What surprised was a comment about my life expectancy. She cited a few studies about introducing estrogen to post-menopausal women, but noted that there were no studies yet on trans women, as no one has really been doing this long enough or with enough numbers to know how it will impact life expectancy. Having a similar mentality to mine, she mentioned I “could be hit by a bus tomorrow. We just don’t know.” The quantity of life is completely irrelevant if the quality is crap. If you are depressed all the time and hate a major part of your life, good health is not something to be grateful for.

The hormones would slowly change certain aspects of my body. We went over what some of these changes would be. We also spent a good bit of time on what would not be changing. There are certain traits that I could eliminate through other options if I needed to pass or if those traits caused dysphoria. The entire appointment gave me a lot to think about and was quite a learning experience. It really gave me something to think over.

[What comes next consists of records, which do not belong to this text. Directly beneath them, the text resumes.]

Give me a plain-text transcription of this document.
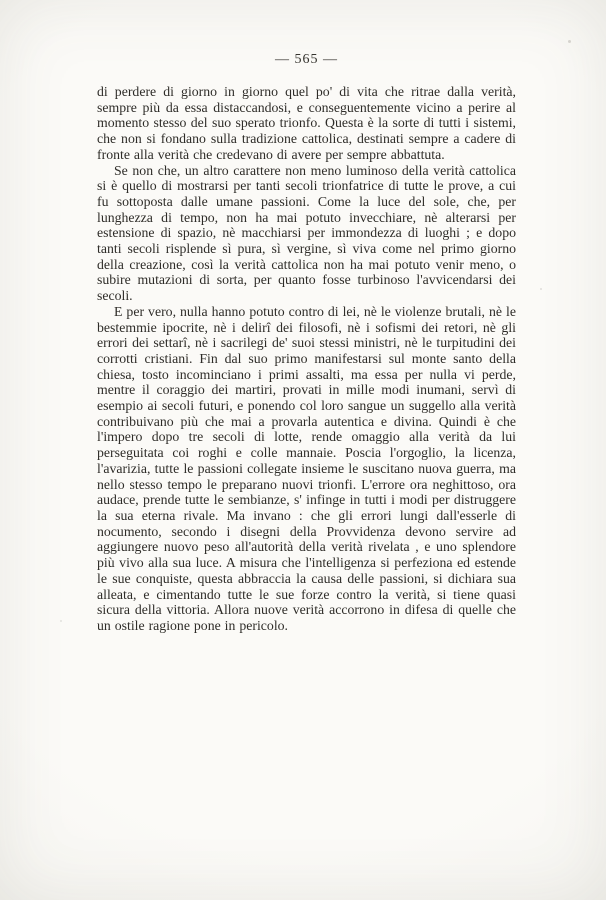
— 565 —

di perdere di giorno in giorno quel po' di vita che ritrae dalla verità, sempre più da essa distaccandosi, e conseguentemente vicino a perire al momento stesso del suo sperato trionfo. Questa è la sorte di tutti i sistemi, che non si fondano sulla tradizione cattolica, destinati sempre a cadere di fronte alla verità che credevano di avere per sempre abbattuta.

Se non che, un altro carattere non meno luminoso della verità cattolica si è quello di mostrarsi per tanti secoli trionfatrice di tutte le prove, a cui fu sottoposta dalle umane passioni. Come la luce del sole, che, per lunghezza di tempo, non ha mai potuto invecchiare, nè alterarsi per estensione di spazio, nè macchiarsi per immondezza di luoghi ; e dopo tanti secoli risplende sì pura, sì vergine, sì viva come nel primo giorno della creazione, così la verità cattolica non ha mai potuto venir meno, o subire mutazioni di sorta, per quanto fosse turbinoso l'avvicendarsi dei secoli.

E per vero, nulla hanno potuto contro di lei, nè le violenze brutali, nè le bestemmie ipocrite, nè i delirî dei filosofi, nè i sofismi dei retori, nè gli errori dei settarî, nè i sacrilegi de' suoi stessi ministri, nè le turpitudini dei corrotti cristiani. Fin dal suo primo manifestarsi sul monte santo della chiesa, tosto incominciano i primi assalti, ma essa per nulla vi perde, mentre il coraggio dei martiri, provati in mille modi inumani, servì di esempio ai secoli futuri, e ponendo col loro sangue un suggello alla verità contribuivano più che mai a provarla autentica e divina. Quindi è che l'impero dopo tre secoli di lotte, rende omaggio alla verità da lui perseguitata coi roghi e colle mannaie. Poscia l'orgoglio, la licenza, l'avarizia, tutte le passioni collegate insieme le suscitano nuova guerra, ma nello stesso tempo le preparano nuovi trionfi. L'errore ora neghittoso, ora audace, prende tutte le sembianze, s' infinge in tutti i modi per distruggere la sua eterna rivale. Ma invano : che gli errori lungi dall'esserle di nocumento, secondo i disegni della Provvidenza devono servire ad aggiungere nuovo peso all'autorità della verità rivelata , e uno splendore più vivo alla sua luce. A misura che l'intelligenza si perfeziona ed estende le sue conquiste, questa abbraccia la causa delle passioni, si dichiara sua alleata, e cimentando tutte le sue forze contro la verità, si tiene quasi sicura della vittoria. Allora nuove verità accorrono in difesa di quelle che un ostile ragione pone in pericolo.
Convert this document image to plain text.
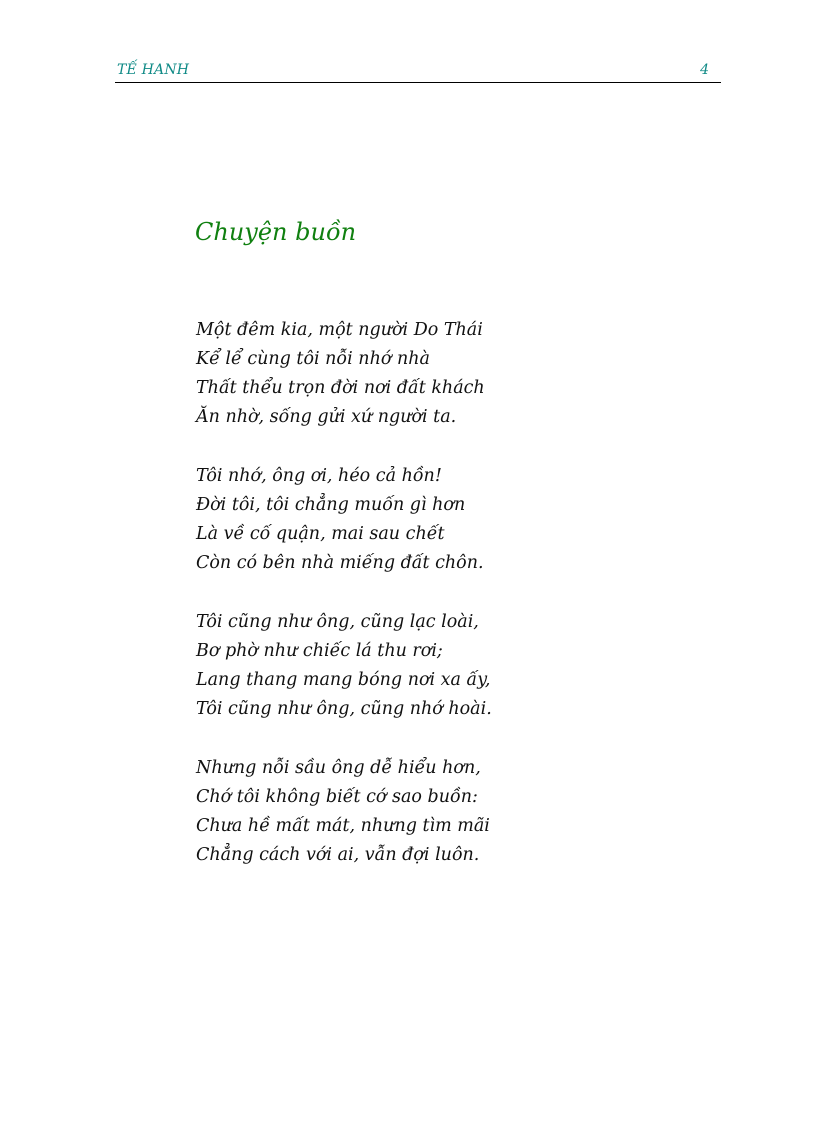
TẾ HANH	4
Chuyện buồn
Một đêm kia, một người Do Thái
Kể lể cùng tôi nỗi nhớ nhà
Thất thểu trọn đời nơi đất khách
Ăn nhờ, sống gửi xứ người ta.
Tôi nhớ, ông ơi, héo cả hồn!
Đời tôi, tôi chẳng muốn gì hơn
Là về cố quận, mai sau chết
Còn có bên nhà miếng đất chôn.
Tôi cũng như ông, cũng lạc loài,
Bơ phờ như chiếc lá thu rơi;
Lang thang mang bóng nơi xa ấy,
Tôi cũng như ông, cũng nhớ hoài.
Nhưng nỗi sầu ông dễ hiểu hơn,
Chớ tôi không biết cớ sao buồn:
Chưa hề mất mát, nhưng tìm mãi
Chẳng cách với ai, vẫn đợi luôn.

During the course of the conversation, she mention I would begin to see more colors as the shape of my eye changed. I decided to do some research into this and found the shape of the eye is different between men and women, allowing for a completely different perception of the world. If not only has my body been male, but an essential part of my nervous system, then perhaps being transgender is actually a miracle. All of the input I have been receiving about my body and even the world around me has been coming in through male filters, yet something deep within has still said, “No, I’m not listening. This is not who I am.” I feel like being trans is kind of like having evidence of the soul. And as I continue on my journey, I gain more confirmation…and acceptance of who I truly am.